Une société de négoce en vins est titulaire de plusieurs marques et notamment des marques françaises « saintem » et « saint’ayme », déposées en 2001. En 2008, l’Union des producteurs de Saint-Emilion dépose la marque « saintem » et assigne le négociant en vins aux fins de voir prononcer la déchéance de la marque « saintem ». A titre reconventionnel, celui-ci sollicite la condamnation de l’Union des producteurs de Saint-Emilion pour contrefaçon de marque et parasitisme, et la nullité de la marque « saintem » déposée en 2008.
La Cour d’appel de Bordeaux, par un arrêt rendu le 23 mai 2011, constate la déchéance de la marque « Saintem » déposée par le négociant et rejette ainsi la demande reconventionnelle en contrefaçon. Enfin, elle rejette les demandes de condamnation pour parasitisme, celles-ci étant fondées sur des faits similaires à ceux invoqués au soutien de l’action en contrefaçon.
Dans un arrêt du 12 juin 2012, la chambre commerciale de la Cour de cassation casse l’arrêt de la Cour d’appel de Bordeaux.
La Cour de cassation confirme, dans un premier temps, la déchéance de la marque « saintem » déposée en 2001.Elle écarte l’argument du titulaire de la marque qui tentait de se prévaloir, pour échapper à la déchéance de la marque « saintem », de l’usage du terme « saint ayme » qui avait fait l’objet d’un dépôt distinct.

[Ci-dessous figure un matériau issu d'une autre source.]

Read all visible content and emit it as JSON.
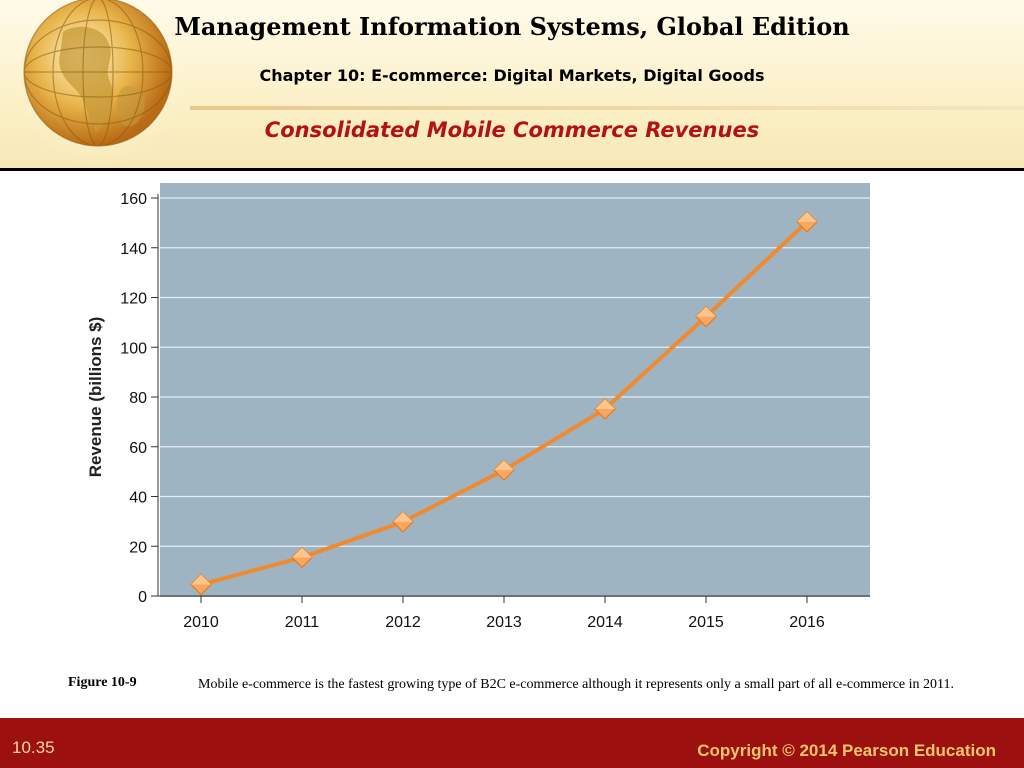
{
  "header": {
    "book_title": "Management Information Systems, Global Edition",
    "chapter": "Chapter 10: E-commerce: Digital Markets, Digital Goods",
    "slide_title": "Consolidated Mobile Commerce Revenues"
  },
  "chart_data": {
    "type": "line",
    "x": [
      "2010",
      "2011",
      "2012",
      "2013",
      "2014",
      "2015",
      "2016"
    ],
    "series": [
      {
        "values": [
          4.6,
          15.5,
          29.8,
          50.6,
          75.2,
          112.3,
          150.4
        ],
        "color": "#f08a2e"
      }
    ],
    "ylabel": "Revenue (billions $)",
    "ylim": [
      0,
      160
    ],
    "yticks": [
      0,
      20,
      40,
      60,
      80,
      100,
      120,
      140,
      160
    ],
    "grid": true,
    "plot_background": "#9fb4c2",
    "marker": "diamond",
    "marker_color": "#f8a760"
  },
  "caption": {
    "label": "Figure 10-9",
    "text": "Mobile e-commerce is the fastest growing type of B2C e-commerce although it represents only a small part of all e-commerce in 2011."
  },
  "footer": {
    "slide_number": "10.35",
    "copyright": "Copyright © 2014 Pearson Education",
    "background": "#9c1010"
  }
}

Sur le rejet de l’action en contrefaçon, la Cour de cassation casse en revanche l’arrêt d’appel en rappelant qu’il convient de déterminer la date de prise d’effet de la déchéance pour apprécier l’existence de la contrefaçon. En effet, si la prise d’effet de la déchéance est postérieure au dépôt de la marque « saintem » par l’Union en 2008, l’action en contrefaçon pourrait être recevable pour la période antérieure.

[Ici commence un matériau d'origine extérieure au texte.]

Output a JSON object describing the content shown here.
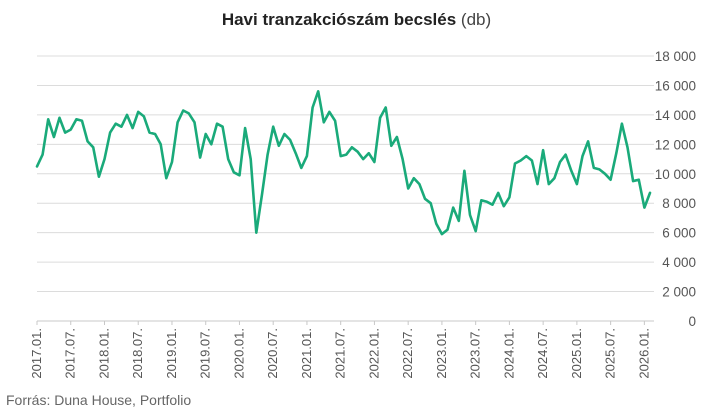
{
  "title": {
    "main": "Havi tranzakciószám becslés",
    "unit": "(db)"
  },
  "source": "Forrás: Duna House, Portfolio",
  "colors": {
    "line": "#1aaa7a",
    "grid": "#dcdcdc",
    "axis": "#c8c8c8"
  },
  "chart_data": {
    "type": "line",
    "title": "Havi tranzakciószám becslés (db)",
    "xlabel": "",
    "ylabel": "",
    "ylim": [
      0,
      18000
    ],
    "yticks": [
      0,
      2000,
      4000,
      6000,
      8000,
      10000,
      12000,
      14000,
      16000,
      18000
    ],
    "ytick_labels": [
      "0",
      "2 000",
      "4 000",
      "6 000",
      "8 000",
      "10 000",
      "12 000",
      "14 000",
      "16 000",
      "18 000"
    ],
    "xtick_labels": [
      "2017.01.",
      "2017.07.",
      "2018.01.",
      "2018.07.",
      "2019.01.",
      "2019.07.",
      "2020.01.",
      "2020.07.",
      "2021.01.",
      "2021.07.",
      "2022.01.",
      "2022.07.",
      "2023.01.",
      "2023.07.",
      "2024.01.",
      "2024.07.",
      "2025.01.",
      "2025.07.",
      "2026.01."
    ],
    "grid": "horizontal",
    "legend": "none",
    "x_start": "2017.01.",
    "x_interval": "monthly",
    "series": [
      {
        "values": [
          10500,
          11300,
          13700,
          12500,
          13800,
          12800,
          13000,
          13700,
          13600,
          12200,
          11800,
          9800,
          11000,
          12800,
          13400,
          13200,
          14000,
          13100,
          14200,
          13900,
          12800,
          12700,
          12000,
          9700,
          10800,
          13500,
          14300,
          14100,
          13500,
          11100,
          12700,
          12000,
          13400,
          13200,
          11000,
          10100,
          9900,
          13100,
          11000,
          6000,
          8600,
          11300,
          13200,
          11900,
          12700,
          12300,
          11400,
          10400,
          11200,
          14500,
          15600,
          13500,
          14200,
          13600,
          11200,
          11300,
          11800,
          11500,
          11000,
          11400,
          10800,
          13800,
          14500,
          11900,
          12500,
          11000,
          9000,
          9700,
          9300,
          8300,
          8000,
          6600,
          5900,
          6200,
          7700,
          6800,
          10200,
          7200,
          6100,
          8200,
          8100,
          7900,
          8700,
          7800,
          8400,
          10700,
          10900,
          11200,
          10900,
          9300,
          11600,
          9300,
          9700,
          10800,
          11300,
          10200,
          9300,
          11200,
          12200,
          10400,
          10300,
          10000,
          9600,
          11400,
          13400,
          11800,
          9500,
          9600,
          7700,
          8700
        ]
      }
    ]
  }
}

L’arrêt de la Cour de cassation présente un intérêt plus particulier s’agissant des demandes de condamnation pour parasitisme. En effet, lorsqu’un titulaire de droit fonde son action à la fois sur des droits privatifs et sur la responsabilité civile délictuelle et dès lors que la juridiction constate l’absence de ces droits privatifs (déchéance ou annulation d’une marque, critères de protection d’une création par le droit d’auteur non remplis, défaut de preuve de la titularité des droits), elle rejette également l’action en responsabilité civile délictuelle considérant qu’en l’absence de droits, la reprise ou l’imitation du signe ou de la création ne peut être fautive en elle-même (voir par exemple CA Paris, 14 septembre 2012, n°11/15529).
Le défaut de protection par le droit de la propriété intellectuelle permet ainsi généralement au défendeur d’échapper, logiquement, à une condamnation pour contrefaçon, mais également pour concurrence déloyale ou parasitisme, à moins qu’il n’ait commis des faits distincts de l’imitation.
En l’espèce, la Cour de cassation casse l’arrêt de la Cour d’appel, considérant que l’action pour parasitisme « peut être fondée sur les mêmes faits que ceux allégués au soutien d’une sanction en contrefaçon de marque rejetée pour défaut de droit privatif, dès lors qu’il est justifié d’un comportement fautif. »
Cet arrêt énonce ainsi que le demandeur dont l’action en contrefaçon a été rejetée peut faire une demande subsidiaire sur le fondement de la responsabilité civile, pour des faits identiques, indiquant implicitement que la reprise d’un élément non protégé par le droit de la propriété intellectuelle peut être fautive.